Shackles for sale, without key

Hayward's Auction House owner Kevin Hayward holds shackles set for auction next week. Photo by...
Hayward's Auction House owner Kevin Hayward holds shackles set for auction next week. Photo by Peter McIntosh.

More shackles are up for auction in Dunedin.

Hayward's Auction House owner Kevin Hayward said an Oamaru pensioner bought the shackles from a Brisbane garage sale in the 1990s and believed the set to be from the convict ship Charlotte.

The English ship left Portsmouth in 1787 and carried male and female convicts to Sydney, Australia.
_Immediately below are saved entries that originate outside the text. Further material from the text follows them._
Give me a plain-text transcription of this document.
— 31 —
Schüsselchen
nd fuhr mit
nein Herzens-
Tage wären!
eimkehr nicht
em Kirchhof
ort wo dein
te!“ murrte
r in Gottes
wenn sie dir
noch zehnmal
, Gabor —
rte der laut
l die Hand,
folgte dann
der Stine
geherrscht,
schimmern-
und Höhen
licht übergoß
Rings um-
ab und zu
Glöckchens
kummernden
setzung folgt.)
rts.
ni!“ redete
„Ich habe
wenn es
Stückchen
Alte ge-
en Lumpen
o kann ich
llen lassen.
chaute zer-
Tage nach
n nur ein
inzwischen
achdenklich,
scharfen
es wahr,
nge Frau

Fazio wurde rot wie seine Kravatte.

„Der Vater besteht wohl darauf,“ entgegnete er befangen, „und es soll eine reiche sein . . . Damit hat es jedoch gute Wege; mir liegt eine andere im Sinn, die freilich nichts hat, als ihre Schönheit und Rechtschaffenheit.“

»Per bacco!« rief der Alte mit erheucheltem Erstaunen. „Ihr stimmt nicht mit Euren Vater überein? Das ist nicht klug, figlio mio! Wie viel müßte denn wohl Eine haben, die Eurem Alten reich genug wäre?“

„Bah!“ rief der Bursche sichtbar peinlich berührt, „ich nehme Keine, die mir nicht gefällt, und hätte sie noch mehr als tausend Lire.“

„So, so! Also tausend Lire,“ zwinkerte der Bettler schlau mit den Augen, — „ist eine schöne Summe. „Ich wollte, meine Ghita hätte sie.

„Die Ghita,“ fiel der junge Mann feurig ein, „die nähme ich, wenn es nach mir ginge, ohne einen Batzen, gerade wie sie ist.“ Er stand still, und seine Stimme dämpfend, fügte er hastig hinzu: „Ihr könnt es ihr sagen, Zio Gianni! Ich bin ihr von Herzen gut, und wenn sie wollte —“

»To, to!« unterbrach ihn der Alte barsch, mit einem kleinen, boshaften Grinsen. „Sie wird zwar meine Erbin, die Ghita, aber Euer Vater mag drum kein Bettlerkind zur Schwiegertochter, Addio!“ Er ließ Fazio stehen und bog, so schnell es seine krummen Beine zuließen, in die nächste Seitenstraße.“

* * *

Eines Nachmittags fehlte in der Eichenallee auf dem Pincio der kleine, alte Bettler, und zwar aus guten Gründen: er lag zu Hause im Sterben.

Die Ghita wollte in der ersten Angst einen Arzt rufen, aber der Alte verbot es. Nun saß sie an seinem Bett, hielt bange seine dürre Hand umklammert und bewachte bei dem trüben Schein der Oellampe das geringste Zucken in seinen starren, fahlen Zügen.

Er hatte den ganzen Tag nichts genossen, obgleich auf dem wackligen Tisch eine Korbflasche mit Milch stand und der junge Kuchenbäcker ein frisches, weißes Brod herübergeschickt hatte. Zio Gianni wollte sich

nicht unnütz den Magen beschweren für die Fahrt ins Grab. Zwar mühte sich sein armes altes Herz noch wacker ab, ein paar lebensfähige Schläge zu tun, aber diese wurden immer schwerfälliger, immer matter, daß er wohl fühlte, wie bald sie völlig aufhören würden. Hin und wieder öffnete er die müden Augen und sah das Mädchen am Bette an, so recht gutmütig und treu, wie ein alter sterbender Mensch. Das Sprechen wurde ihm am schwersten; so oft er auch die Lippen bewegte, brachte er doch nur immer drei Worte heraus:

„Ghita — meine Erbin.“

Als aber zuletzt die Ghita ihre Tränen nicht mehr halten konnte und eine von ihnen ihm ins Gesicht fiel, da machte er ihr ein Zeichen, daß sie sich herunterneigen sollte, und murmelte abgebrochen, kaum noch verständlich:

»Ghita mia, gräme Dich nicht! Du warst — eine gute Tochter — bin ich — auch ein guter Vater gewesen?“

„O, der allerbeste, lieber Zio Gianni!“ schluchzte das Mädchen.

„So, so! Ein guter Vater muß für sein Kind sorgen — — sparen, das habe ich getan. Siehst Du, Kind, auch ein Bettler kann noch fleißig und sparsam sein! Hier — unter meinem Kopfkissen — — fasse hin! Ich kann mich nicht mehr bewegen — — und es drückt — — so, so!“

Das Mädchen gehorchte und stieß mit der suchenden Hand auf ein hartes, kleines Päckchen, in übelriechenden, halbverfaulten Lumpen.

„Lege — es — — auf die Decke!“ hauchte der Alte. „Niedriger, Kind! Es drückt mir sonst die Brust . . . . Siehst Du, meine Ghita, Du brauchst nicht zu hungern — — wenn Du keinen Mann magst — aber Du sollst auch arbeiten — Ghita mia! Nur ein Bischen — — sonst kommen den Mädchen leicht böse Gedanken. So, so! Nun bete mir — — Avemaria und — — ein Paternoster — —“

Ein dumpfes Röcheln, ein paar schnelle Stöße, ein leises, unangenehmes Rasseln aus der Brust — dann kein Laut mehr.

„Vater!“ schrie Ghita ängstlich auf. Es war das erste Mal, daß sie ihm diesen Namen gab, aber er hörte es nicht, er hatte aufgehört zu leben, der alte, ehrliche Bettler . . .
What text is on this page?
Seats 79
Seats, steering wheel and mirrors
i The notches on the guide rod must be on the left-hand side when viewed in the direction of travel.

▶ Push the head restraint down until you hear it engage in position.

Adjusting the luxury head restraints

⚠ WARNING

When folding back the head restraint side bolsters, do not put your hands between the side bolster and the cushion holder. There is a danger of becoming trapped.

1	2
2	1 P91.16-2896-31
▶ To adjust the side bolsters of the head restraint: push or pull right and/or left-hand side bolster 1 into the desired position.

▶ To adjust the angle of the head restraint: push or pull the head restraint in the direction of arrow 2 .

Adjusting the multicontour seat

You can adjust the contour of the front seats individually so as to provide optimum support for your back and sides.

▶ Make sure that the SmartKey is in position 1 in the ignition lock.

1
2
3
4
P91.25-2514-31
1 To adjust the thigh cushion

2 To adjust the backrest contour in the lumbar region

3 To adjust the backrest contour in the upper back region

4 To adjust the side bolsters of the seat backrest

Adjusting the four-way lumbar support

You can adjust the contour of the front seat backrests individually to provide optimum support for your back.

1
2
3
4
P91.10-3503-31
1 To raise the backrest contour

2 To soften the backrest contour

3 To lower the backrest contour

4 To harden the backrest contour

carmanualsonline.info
The shackles could be used to restrain the ankles of a small person, or handcuff a large person, but a key would need to be made.

Mr Hayward said the shackles would be auctioned on Wednesday and were more refined than those bought by Dunedin Mayor Dave Cull in March.

Mr Cull stopped an auction and the council spent $3900 on the shackles because they could have restrained Maori prisoners in Dunedin.

But further Toitu Otago Settlers Museum investigations revealed the shackles were more likely to have restrained camels in the Middle East.

Mr Cull yesterday said the ''significant aspect'' of stopping the shackle auction in March was the possible connection with Maori prisoners from Taranaki.